¿Bug o Feature? Esta es la cuestión que se lleva debatiendo en
LaunchPad desde hace algo más de año y medio, primero de forma privada y desde
hace unas horas ya de forma pública, después de que se reportara que bajo
determinadas circunstancias un intruso que accediera a la sesión abierta de un
usuario, podría escalar privilegios y hacerse con sudo, sin necesidad de autenticarse
como administrador del sistema.
Recursos afectados
- Es un error que afectaría a todos los sistemas Ubuntu existentes desde Ubuntu 12.04 LTS hasta Ubuntu 15.04 (también en OS X) y con diferentes escritorios (Unity, Cinnamon, GNOME, KDE…), el cual se debería a una configuración peculiar en Ubuntu, la cual permite a los usuarios (administradores) cambiar el reloj del sistema, en cualquier momento sin introducir la contraseña de root.
- Esta relajación respecto a las políticas de permisos se establece en un archivo del directorio var/lib/polkit.
- Y trae como consecuencia que un usuario con malas intenciones podría saltarse la seguridad de sudo, ganando acceso sin necesidad de conocer la contraseña, simplemente lanzando una terminal y accediendo al archivo “/var/log/auth.log” ejecutando cat /var/log/auth.log
- Una vez ahí, podría sacar provecho de esa información para ver cuando fue la última vez que se ejecutó SUDO y desde que pseudo-terminal (PTY), para a continuación establecer la hora del sistema y obtener control completo del ordenador ejecutando: sudo -s
- Sin embargo el error no es fácilmente explotable, dado que sería preciso que el intruso accediera de forma local (según Mark Smith, la persona que reportó el bug, en OS X sería posible hacerlo de forma remota) a la sesión de un usuario que hubiera dejado la sesión abierta y sin bloquear su equipo.

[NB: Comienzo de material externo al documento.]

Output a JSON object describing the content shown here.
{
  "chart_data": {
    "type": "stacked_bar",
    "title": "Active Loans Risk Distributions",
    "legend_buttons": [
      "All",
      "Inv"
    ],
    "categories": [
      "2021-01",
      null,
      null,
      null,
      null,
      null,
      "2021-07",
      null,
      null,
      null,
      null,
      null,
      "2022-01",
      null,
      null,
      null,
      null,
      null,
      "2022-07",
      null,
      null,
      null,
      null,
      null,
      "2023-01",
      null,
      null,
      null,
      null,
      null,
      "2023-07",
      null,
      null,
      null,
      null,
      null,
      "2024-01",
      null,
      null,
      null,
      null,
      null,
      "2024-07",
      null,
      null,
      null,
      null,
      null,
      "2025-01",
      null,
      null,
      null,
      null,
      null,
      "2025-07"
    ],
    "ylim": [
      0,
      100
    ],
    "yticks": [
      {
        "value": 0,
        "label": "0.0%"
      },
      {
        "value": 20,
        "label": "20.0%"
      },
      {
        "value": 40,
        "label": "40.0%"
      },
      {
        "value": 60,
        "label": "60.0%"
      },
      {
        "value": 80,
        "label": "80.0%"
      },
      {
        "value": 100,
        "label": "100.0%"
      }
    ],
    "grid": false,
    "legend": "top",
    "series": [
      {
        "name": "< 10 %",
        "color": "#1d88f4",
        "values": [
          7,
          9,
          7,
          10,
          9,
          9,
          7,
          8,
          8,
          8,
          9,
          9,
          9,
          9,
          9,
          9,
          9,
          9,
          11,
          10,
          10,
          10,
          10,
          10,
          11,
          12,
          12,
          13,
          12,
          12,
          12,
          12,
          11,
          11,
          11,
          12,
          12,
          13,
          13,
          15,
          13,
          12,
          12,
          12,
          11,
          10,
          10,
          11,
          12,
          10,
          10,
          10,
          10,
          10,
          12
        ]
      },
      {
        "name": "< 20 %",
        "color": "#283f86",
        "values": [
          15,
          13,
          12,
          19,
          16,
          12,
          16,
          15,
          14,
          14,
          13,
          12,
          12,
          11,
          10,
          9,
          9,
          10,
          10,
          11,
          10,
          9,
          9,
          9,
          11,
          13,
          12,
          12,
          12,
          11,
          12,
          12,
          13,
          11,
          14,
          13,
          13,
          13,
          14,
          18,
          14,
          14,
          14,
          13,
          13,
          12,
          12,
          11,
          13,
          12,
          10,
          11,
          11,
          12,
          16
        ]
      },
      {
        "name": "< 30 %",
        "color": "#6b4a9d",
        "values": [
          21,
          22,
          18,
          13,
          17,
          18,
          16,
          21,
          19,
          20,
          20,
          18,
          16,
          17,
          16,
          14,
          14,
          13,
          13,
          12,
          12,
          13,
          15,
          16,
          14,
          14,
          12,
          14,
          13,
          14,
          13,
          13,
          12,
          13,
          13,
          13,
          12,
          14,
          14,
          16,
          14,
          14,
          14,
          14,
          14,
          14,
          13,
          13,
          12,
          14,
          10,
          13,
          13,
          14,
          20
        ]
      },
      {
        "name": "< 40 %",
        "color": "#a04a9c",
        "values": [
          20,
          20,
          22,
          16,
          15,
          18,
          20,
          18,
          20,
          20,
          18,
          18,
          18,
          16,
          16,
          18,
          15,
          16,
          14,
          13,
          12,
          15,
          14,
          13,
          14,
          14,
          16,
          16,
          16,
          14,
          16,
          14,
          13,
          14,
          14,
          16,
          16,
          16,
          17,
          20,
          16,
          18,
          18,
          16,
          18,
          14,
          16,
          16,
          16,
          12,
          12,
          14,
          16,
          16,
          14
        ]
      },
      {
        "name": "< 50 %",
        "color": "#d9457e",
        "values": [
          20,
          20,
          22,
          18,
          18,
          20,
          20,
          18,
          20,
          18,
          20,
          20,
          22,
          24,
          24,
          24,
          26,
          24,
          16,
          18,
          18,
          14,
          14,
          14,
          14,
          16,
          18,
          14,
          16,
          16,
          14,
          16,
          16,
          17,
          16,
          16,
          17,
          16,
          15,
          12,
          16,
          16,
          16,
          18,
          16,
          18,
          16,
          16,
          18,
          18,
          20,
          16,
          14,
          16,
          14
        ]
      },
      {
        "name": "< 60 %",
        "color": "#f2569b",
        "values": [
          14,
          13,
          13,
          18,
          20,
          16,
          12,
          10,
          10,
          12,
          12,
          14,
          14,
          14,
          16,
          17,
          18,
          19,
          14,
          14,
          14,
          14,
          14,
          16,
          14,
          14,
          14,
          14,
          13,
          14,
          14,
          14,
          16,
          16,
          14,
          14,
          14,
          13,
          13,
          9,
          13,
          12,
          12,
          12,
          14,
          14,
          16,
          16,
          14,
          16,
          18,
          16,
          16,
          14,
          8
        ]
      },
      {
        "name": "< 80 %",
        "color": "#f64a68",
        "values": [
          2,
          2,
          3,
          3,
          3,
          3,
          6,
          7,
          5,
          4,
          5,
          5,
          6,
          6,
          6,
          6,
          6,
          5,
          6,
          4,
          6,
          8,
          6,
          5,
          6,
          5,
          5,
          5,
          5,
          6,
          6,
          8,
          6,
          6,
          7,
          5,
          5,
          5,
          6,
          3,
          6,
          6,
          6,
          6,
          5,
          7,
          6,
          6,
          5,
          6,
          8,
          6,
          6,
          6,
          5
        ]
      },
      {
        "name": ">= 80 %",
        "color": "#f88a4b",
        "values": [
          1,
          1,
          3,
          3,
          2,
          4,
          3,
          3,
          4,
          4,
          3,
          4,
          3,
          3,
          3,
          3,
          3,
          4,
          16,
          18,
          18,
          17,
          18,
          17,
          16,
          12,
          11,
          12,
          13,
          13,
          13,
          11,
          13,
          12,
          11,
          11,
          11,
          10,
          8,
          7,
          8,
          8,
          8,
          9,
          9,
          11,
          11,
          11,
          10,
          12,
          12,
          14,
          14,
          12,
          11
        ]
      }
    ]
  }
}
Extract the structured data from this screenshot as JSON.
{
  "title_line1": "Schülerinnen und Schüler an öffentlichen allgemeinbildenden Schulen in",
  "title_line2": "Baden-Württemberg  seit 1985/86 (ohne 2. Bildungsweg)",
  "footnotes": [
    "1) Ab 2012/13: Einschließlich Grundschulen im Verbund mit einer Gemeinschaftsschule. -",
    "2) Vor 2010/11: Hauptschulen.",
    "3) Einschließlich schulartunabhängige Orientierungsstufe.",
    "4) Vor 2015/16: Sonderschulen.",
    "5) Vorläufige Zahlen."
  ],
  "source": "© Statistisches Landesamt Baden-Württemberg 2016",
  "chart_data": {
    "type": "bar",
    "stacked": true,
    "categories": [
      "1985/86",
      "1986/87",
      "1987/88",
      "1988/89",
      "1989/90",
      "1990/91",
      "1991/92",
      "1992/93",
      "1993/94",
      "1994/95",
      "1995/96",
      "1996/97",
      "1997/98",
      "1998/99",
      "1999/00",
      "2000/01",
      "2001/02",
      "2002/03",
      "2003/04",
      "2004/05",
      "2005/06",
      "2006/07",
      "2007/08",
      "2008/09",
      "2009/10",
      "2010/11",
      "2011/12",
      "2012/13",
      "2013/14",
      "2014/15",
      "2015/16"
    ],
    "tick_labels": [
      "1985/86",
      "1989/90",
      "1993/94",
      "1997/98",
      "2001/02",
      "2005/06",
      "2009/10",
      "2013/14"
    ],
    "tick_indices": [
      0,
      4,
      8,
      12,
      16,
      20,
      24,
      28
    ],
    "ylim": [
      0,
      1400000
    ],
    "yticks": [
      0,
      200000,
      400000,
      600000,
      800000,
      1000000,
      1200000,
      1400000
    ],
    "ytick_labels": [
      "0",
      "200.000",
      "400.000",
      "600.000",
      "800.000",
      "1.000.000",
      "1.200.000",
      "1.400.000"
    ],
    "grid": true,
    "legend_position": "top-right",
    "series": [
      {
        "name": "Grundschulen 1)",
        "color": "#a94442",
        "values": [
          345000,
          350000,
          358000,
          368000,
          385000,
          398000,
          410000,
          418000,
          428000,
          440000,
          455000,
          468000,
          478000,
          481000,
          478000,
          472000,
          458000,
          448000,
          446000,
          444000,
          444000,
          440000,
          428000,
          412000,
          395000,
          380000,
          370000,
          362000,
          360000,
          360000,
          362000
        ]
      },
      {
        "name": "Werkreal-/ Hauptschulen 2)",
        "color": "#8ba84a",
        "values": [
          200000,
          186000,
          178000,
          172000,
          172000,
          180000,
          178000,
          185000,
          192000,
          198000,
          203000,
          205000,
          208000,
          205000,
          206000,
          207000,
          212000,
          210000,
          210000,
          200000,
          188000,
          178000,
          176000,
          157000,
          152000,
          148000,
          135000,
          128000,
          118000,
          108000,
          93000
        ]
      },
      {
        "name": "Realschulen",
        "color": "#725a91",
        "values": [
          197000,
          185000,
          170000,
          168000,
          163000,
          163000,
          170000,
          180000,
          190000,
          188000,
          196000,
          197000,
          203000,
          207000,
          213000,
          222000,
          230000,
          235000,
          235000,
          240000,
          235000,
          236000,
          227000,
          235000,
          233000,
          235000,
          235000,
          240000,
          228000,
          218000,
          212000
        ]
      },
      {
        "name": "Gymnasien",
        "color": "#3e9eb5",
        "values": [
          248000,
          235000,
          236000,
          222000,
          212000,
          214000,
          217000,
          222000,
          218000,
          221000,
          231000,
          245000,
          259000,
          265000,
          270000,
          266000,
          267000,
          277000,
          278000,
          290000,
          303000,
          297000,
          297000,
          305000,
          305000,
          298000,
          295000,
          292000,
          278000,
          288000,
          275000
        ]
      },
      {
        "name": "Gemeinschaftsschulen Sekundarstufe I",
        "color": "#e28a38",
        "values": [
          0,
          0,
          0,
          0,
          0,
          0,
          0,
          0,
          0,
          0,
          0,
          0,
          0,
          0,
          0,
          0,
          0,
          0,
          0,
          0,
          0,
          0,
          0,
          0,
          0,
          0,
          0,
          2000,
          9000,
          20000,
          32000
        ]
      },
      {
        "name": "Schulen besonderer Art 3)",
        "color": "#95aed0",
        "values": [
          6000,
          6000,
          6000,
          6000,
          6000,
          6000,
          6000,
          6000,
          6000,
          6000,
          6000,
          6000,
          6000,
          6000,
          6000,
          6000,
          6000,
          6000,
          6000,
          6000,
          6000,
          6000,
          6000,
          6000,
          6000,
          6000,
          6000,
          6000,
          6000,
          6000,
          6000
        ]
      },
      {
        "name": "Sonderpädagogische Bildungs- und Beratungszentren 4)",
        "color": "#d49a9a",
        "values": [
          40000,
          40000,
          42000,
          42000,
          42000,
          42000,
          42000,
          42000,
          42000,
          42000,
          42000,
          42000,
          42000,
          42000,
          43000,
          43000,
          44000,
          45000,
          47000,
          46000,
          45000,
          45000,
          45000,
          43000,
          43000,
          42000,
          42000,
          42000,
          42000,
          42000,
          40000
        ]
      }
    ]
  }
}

- Seguramente a nivel de usuario corriente no tenga demasiada importancia, pero podría tenerlo en algunos entornos corporativos en los que prima la seguridad.
- Sea como fuere en Reddit hay una interesante discusión al respecto, en la que también participa el desarrollador de Ubuntu encargado del bug, junto al usuario que lo reportó.
- En ella se discute sobre si debe primar la seguridad o la facilidad de uso en distribuciones como Ubuntu y nos recuerdan aquella vieja polémica de Linus y la política de seguridad de openSUSE respecto a las impresoras.
- En todo caso más que un problema de si un usuario debe o no poder acceder a cambiar la hora del sistema sin poner una contraseña (que vamos, tampoco es tanto trabajo y no es algo que se haga todos los días…), es como configurar eso sin dar lugar a una escalada de privilegios.
- Por cierto ninguna versión de Debian ha estado afectada en ningún momento por este bug. De hecho Debian Jessie incluye una versión más moderna (1.8.10p3-1) de sudo que la de Ubuntu, todavía anclada en 1.8.9.5.
- Y ya no hablemos de distros rolling release como openSUSE Tumbleweed (1.8.12, aunque ahí somos más de “su”) o Arch Linux (1.8.13)…aunque repito en este caso no parece que el hecho sea imputable a sudo, sino a la configuración de permisos del sistema realizada en Ubuntu.